An off-line data discovery method based on consanguinity

韩帅,孙科

Chinese Session 2022-07-29 16:50 GMT+8 (ROOM : B) #bigdata

In the context of data center, users in the field of offline data warehouse often need to solve the following problems:

Which Hive tables contain service A’s data
Whether permissions of core fields in the Hive table are enlarged due to dump
Whether the Hive table contains confidential data that needs to be cleared These problems can be uniformly classified as data discovery problems. Bytedance conducts SQL analysis for offline data warehouse tasks, builds blood relationships of Hive tables, and solves data discovery problems in an automated and engineering way based on tag propagation algorithm, avoiding problems such as long cycle, high cost, low accuracy and inflexibility of manual annotation.
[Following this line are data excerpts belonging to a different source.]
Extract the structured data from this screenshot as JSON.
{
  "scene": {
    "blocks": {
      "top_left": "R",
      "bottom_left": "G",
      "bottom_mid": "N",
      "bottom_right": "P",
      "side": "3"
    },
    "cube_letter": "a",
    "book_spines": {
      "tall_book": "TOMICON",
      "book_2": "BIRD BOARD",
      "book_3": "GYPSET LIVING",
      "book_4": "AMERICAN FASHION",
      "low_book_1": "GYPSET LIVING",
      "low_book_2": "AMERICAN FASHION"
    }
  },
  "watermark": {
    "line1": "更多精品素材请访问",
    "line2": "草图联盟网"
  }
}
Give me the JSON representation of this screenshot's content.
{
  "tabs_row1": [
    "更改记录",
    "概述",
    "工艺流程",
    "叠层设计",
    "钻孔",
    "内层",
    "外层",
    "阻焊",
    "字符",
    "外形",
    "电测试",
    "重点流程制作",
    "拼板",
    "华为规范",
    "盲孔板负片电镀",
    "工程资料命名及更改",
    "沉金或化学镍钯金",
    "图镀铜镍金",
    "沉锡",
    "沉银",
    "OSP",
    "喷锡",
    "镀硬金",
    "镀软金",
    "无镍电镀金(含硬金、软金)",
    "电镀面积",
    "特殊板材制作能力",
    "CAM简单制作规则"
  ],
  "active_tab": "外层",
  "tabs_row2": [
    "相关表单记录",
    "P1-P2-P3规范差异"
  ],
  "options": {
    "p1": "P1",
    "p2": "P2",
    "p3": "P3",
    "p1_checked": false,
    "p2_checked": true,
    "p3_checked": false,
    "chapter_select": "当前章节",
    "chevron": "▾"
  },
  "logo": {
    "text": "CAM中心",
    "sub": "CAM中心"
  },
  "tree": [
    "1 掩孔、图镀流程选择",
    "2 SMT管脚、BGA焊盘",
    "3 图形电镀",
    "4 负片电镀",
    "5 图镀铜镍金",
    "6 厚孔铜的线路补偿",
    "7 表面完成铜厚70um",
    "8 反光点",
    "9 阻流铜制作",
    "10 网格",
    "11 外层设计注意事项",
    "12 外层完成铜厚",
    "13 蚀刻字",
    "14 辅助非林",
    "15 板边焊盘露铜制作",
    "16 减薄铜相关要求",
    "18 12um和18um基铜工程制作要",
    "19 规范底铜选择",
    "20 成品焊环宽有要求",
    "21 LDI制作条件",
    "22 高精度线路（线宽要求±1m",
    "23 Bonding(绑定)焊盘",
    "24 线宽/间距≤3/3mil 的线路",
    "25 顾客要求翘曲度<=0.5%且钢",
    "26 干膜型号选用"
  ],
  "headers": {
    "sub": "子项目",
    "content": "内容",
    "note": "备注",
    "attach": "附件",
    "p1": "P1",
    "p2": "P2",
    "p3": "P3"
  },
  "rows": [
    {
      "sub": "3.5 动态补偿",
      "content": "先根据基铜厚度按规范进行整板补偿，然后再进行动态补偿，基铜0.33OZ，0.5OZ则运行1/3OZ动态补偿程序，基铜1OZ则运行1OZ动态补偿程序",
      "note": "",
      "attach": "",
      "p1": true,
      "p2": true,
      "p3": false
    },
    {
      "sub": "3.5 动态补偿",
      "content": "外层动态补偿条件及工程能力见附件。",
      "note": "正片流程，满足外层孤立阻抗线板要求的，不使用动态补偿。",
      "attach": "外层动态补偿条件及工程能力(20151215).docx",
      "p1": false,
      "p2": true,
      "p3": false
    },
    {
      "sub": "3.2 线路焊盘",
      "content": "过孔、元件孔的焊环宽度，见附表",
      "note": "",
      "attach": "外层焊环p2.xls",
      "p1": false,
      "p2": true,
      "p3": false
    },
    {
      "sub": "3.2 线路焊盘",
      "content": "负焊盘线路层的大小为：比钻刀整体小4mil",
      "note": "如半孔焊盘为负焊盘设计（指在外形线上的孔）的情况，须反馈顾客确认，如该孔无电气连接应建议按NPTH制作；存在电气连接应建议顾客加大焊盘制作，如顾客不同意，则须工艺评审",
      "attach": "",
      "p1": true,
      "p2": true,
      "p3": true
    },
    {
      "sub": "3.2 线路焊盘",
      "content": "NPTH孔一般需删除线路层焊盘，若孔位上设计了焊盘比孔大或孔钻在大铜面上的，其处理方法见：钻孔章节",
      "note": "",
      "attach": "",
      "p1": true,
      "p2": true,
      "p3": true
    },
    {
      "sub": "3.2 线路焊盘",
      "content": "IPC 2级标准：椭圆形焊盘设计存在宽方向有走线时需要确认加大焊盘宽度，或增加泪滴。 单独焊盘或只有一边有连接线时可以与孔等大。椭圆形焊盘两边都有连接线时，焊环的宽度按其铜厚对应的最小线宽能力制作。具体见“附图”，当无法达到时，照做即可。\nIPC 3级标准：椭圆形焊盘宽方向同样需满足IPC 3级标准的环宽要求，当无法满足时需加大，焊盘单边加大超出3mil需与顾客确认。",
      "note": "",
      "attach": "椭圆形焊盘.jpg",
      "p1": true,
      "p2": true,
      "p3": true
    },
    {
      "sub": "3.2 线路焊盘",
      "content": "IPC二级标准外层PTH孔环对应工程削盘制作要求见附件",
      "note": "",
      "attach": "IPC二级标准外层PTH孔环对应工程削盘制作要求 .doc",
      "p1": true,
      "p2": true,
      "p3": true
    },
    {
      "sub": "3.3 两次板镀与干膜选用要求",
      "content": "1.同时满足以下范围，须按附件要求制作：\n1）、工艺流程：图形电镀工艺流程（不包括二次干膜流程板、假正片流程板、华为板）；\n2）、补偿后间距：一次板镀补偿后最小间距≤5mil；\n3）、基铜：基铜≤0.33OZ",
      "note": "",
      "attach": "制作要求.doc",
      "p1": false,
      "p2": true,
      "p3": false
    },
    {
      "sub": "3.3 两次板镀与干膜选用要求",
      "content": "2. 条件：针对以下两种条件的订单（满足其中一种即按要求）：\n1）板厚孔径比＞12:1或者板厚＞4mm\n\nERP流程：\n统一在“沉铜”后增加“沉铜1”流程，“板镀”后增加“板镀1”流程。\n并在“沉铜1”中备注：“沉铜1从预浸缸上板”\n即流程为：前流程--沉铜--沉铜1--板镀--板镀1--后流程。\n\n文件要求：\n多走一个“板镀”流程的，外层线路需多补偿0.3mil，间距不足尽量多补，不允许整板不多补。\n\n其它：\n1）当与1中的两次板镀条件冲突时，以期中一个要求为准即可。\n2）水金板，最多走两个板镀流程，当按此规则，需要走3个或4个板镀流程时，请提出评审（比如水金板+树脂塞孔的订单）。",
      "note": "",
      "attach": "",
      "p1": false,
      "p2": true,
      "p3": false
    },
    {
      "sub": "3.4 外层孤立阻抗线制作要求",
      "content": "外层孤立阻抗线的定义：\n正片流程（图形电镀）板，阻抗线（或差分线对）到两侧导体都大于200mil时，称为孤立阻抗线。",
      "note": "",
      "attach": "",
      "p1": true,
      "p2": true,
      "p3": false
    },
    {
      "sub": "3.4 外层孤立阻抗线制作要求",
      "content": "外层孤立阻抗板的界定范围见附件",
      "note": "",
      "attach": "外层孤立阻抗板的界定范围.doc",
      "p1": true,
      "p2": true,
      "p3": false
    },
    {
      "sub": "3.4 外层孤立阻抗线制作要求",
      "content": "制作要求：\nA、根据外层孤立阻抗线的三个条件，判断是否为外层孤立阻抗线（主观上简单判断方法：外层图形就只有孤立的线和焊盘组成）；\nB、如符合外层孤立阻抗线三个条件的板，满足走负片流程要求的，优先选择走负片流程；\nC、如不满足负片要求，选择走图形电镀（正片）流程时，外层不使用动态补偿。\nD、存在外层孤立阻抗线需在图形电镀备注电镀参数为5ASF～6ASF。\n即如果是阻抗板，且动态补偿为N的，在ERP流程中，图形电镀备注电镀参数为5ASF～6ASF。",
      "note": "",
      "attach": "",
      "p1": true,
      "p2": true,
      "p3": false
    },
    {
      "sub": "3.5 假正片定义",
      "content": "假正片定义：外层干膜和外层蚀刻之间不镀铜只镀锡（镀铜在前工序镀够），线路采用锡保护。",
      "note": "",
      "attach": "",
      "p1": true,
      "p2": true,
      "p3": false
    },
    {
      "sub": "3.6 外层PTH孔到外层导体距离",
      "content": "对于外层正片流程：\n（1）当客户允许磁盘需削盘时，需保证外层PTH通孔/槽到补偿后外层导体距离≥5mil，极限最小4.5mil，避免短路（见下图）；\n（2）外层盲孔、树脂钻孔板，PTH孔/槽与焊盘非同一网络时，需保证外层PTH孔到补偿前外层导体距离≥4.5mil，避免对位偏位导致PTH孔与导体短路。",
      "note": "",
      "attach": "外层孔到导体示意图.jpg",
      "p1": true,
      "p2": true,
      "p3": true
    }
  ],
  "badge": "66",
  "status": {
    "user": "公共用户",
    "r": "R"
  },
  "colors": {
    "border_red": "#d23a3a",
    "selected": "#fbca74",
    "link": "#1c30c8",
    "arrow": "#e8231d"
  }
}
Data discovery includes but is not limited to: Service classification and classification of Hive tables and columns and identification of confidential fields. Application scenarios:

Which Hive tables contain buried data of service A By analyzing ETL SQL execution logic and various Filter conditions, determine whether the downstream table will contain app=‘a’ data
An ODS table stores some confidential data in a complex structure. Through SQL analysis of the downstream table, it can identify whether the downstream table contains part of the data in the complex structure, and then identify the permission enlargement problem. For example, whether to contain the data of a key in the map
Whether a confidential field has been desensitized

Speakers:

Shuai Han: Bytedance - Senior R&D engineer of Big Data Computing Engine Group, with years of big data r&d experience. Familiar with SparkSQL, Hive, Calcite, Druid and other big data components.

Ke Sun: Bytedance - Senior R&D engineer of Big Data Computing Engine Group, responsible for unified SQL query service, Hive metadata, permission service and big data security compliance, with years of experience in big data research and development. Familiar with various big data components such as SparkSQL, Hive, Hudi, Parquet and Calcite.